My Road to Oman: Here I am. On social media.
After a lengthy period of thought, over four years in fact, trying to put words to paper, I come to share as much as I can bare to bare regarding My Road to Oman.
This expedition has great meaning to me. My history, experiences, feelings and what I want to achieve are very much ensconced in this journey. As time goes on, and if you are interested in following, this will be slowly revealed.
Whilst, for the most part, travel is selfish, I would like good to come of this trip. An essential element for me is that people can benefit or be inspired in some way, from what I’ve done and what I would like to do. Equally, I understand there may be some who have little time for it and I respect that too.
Posting on FB, for me, has been remarkably different to posting on a relatively anonymous social media accounts of Instagram or Twitter. Hashtag this hashtag that, showcasing what a wonderful life I lead. We all know that it is so often smoke and mirrors. Whatever. Exposing hidden parts of my life and my vulnerabilities to ‘known’ people, past and present, I find very intimidating and uncomfortable. I cringe now. I could do with a cigarette but I gave up.
I feel that I have now reached the stage where this is a necessary evil for the expedition, and for me. There is little point in me moving forwards with this project if I’m to keep it locked in for myself. I want to share it. It’s my childless misfit legacy after all.
Taking a leap onto the next step of not worrying what people think, perhaps accepting what people think but not worrying regardless. This is a muscle that I need to exercise, repeatedly and consistently.

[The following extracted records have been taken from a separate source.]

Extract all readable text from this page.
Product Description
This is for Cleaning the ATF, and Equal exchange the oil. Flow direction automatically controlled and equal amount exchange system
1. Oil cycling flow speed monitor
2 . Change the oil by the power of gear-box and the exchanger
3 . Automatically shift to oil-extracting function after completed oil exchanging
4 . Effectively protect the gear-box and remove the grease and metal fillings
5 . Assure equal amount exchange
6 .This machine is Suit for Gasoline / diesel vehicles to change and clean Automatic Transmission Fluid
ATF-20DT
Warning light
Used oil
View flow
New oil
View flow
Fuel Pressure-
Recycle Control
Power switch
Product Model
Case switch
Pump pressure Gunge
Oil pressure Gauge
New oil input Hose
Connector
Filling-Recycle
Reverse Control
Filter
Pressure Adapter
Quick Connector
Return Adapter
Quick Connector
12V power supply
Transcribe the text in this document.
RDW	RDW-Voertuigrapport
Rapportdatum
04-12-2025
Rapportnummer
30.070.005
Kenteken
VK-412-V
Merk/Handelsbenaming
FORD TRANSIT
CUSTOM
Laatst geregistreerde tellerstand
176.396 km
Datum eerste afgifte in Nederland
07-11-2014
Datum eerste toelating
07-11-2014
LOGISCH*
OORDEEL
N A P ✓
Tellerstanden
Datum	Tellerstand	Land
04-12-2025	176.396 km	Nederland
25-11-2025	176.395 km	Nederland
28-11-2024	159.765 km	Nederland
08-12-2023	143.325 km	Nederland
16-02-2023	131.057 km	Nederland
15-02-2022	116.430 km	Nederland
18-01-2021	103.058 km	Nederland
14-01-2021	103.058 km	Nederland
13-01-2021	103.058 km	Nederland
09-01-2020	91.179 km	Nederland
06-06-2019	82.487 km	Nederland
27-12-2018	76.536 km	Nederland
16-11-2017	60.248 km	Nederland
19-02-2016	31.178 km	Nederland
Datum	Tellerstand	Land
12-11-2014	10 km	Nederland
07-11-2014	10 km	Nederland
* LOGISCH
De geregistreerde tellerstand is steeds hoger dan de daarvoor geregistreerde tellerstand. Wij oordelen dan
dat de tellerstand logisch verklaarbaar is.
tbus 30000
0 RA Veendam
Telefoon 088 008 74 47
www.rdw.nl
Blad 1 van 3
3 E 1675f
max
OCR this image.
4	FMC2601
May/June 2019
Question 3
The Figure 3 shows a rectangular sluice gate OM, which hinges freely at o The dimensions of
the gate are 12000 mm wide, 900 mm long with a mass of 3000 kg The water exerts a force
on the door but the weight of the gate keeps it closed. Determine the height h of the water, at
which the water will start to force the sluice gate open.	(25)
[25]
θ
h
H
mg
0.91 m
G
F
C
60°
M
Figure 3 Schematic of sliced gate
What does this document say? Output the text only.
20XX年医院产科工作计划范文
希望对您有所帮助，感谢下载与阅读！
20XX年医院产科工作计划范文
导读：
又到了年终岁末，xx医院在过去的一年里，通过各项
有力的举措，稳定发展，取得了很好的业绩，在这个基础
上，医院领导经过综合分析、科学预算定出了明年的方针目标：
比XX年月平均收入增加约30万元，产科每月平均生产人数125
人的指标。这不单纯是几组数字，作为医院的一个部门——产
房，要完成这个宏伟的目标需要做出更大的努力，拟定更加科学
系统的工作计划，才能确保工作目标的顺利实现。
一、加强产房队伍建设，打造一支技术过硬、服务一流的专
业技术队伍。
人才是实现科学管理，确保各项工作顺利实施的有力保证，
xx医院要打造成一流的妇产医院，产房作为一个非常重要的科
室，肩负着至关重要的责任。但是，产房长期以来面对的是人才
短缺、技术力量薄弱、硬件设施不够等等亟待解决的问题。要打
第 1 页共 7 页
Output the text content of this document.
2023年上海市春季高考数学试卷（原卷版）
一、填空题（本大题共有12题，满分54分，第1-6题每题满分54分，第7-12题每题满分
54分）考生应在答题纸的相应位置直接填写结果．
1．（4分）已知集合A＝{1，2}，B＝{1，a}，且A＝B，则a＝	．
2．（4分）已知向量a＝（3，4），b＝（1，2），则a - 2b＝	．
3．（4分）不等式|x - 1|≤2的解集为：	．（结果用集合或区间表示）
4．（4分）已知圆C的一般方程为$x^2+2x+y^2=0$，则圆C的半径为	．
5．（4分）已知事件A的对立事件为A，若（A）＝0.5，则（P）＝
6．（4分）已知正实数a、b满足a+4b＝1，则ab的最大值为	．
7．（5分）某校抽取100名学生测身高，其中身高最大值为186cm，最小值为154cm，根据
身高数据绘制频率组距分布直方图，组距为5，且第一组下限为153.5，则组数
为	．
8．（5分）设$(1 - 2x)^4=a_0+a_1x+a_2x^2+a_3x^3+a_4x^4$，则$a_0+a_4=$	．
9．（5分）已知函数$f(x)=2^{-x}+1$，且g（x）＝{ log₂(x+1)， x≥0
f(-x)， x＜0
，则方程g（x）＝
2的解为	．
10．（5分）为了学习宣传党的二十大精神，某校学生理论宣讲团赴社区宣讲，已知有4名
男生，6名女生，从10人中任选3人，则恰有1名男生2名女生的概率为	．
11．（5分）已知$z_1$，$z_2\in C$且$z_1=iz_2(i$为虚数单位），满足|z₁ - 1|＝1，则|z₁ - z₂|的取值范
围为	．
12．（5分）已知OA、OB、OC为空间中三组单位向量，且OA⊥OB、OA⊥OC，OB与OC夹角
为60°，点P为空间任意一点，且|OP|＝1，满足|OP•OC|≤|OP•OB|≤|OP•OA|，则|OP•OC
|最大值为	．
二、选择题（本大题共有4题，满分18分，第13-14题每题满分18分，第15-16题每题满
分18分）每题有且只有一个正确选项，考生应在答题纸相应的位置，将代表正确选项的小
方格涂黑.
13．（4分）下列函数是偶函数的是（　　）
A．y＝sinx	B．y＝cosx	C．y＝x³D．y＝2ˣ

After my previous post about my SAS Major I was rather overwhelmed by the response and support from my FB buddies. I was also content with the fact that some drew comfort from what I wrote, my experience and my realisation.
An old friend, who I hadn’t seen for over 10 years, got in touch. I’ve moved on a little since we last met; drenched in champagne, Leona Lewis singing and a trip to the National Army Museum for a Parachute Regiment exhibition. The only thing this meeting had in common was Mayfair.
He offered me some much needed guidance. The last couple of years I have been very much lost in my thoughts. The more I speak about them, the more clarity I gain and the evolution and reasons for this trip are becoming increasingly clear.
He is helping me to separate my feelings from this expedition. Not because they aren’t important, they are. But the time has come to seek sponsors, support and funding and time is ticking.
This is a different ball game in the expedition planning. I know why I’m doing it, I know the route I want to take and how to achieve it and I know what I want to achieve.
But what can people gain from this expedition commercially? This is a question that requires a different line of thought and what I am working on now. Exercising further unused muscles. Stand by.